SDSU College of Ed Awarded $4.8 Million from U.S. Department of Education
To improve services and educational outcomes for children with disabilities, the U.S. Department of Education’s Office of Special Education Programs recently awarded San Diego State University’s College of Education with four grants totaling $4.8 million.
While $13.5 million was distributed nationwide to improve quality and increase the number of people who are fully credentialed to serve children with disabilities, SDSU was the only university in the nation to receive four grants.
The grants will provide direct support for SDSU graduate students pursuing careers in Special Education, School Psychology, School Counseling, and Speech Language Pathology. They are intended to improve services and educational results for children with disabilities.
Two of the grants focus on helping prepare special educators to work with students with Autism Spectrum Disorders.
“The number of students identified with Autism is at epidemic levels and these grants are extremely important toward meeting the needs of this population in our schools,” said Valerie Cook-Morales, chair of SDSU’s Department of Counseling and School Psychology.
Each of the following projects was awarded $1.2 million over four years:
- Facilitating Education and Empowerment of Adolescents with Autism for a Smooth Transition (FEAST): Prepare middle and high school special educators to work with diverse learners with Autism Spectrum Disorders including classroom experience in partner school districts including Sweetwater Union High School District and San Diego Unified School District.
- Transdisciplinary Approaches to Autism Spectrum Disorders (TAASD Project): Prepare speech-language pathologists and school psychologists in transdisciplinary approaches for services to children and youth with autism, their families and their teachers. Field experience will take place in partnership with San Diego City Schools.
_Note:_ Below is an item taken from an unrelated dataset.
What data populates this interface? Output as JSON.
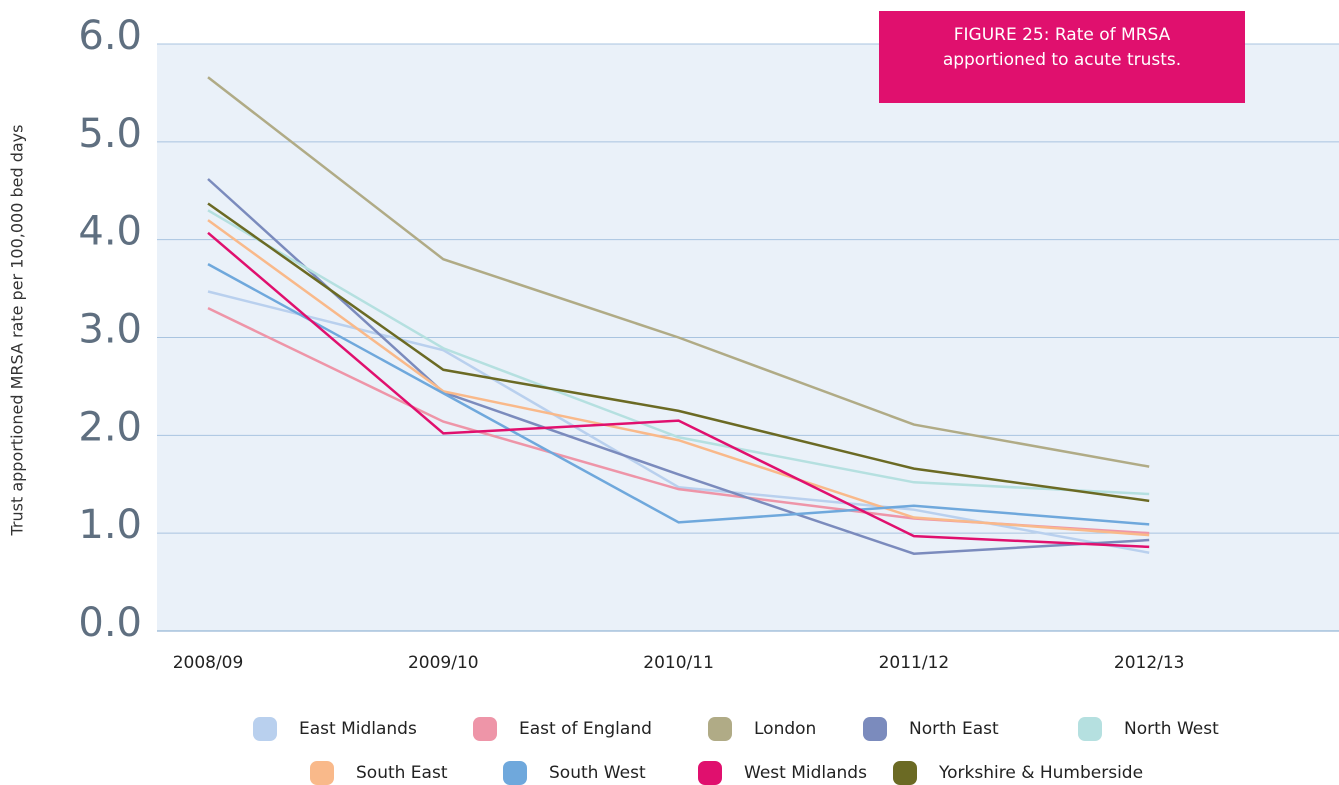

- Collaborative Interventions to Improve English Learners’ Outcomes (Project CI2ELO): Prepare school psychologists and speech-language pathologists to collaborate with each other, as well as classroom teachers, to provide classroom-based literacy interventions for young English-learners at risk or identified with disabilities in partnership with a multilingual elementary school in San Diego.
- The SDSU Native American Collaborative Project: Prepare school counselors and school psychologists to work with Native American youth and communities in rural high-need and poverty districts. Students will learn in-depth cultural competency through seminars, institutes, professional development and specialized field experience with partner school districts in Mt. Empire and Valley Center.